Online gaming and cryptocurrency platforms ultimately need leading cloud-based DDoS protection that considers the specific challenges faced by these industries. Mitigation for these industries requires granular traffic analysis and deep packet inspection when necessary to easily tell attack traffic from legitimate traffic, coupled with impressive processing power that can handle the analysis of massive amounts of traffic – this is especially important as so many attacks are timed to coincide with natural traffic spikes, and because even the slightest lag can disrupt service.

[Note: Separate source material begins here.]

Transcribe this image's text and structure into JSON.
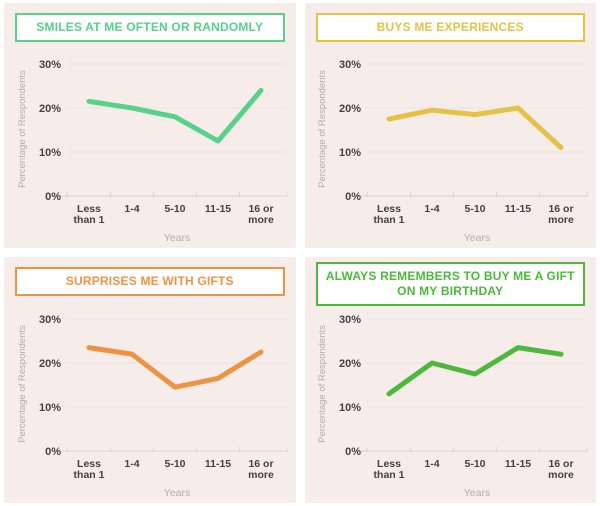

Mitigation services also need to have always-on deployment, real-time information exchange that enables immediate scrubbing directives, and enough strategically located scrubbing servers to effortlessly eliminate traffic from even the beefiest network layer attack. Lastly, to keep anyone from ever suspecting an attack attempt (and for keeping those suspicions off social media) the time to mitigation has to be a guaranteed 10 seconds or less. It’s not exactly a big ol’ hat, but it is what these industries need.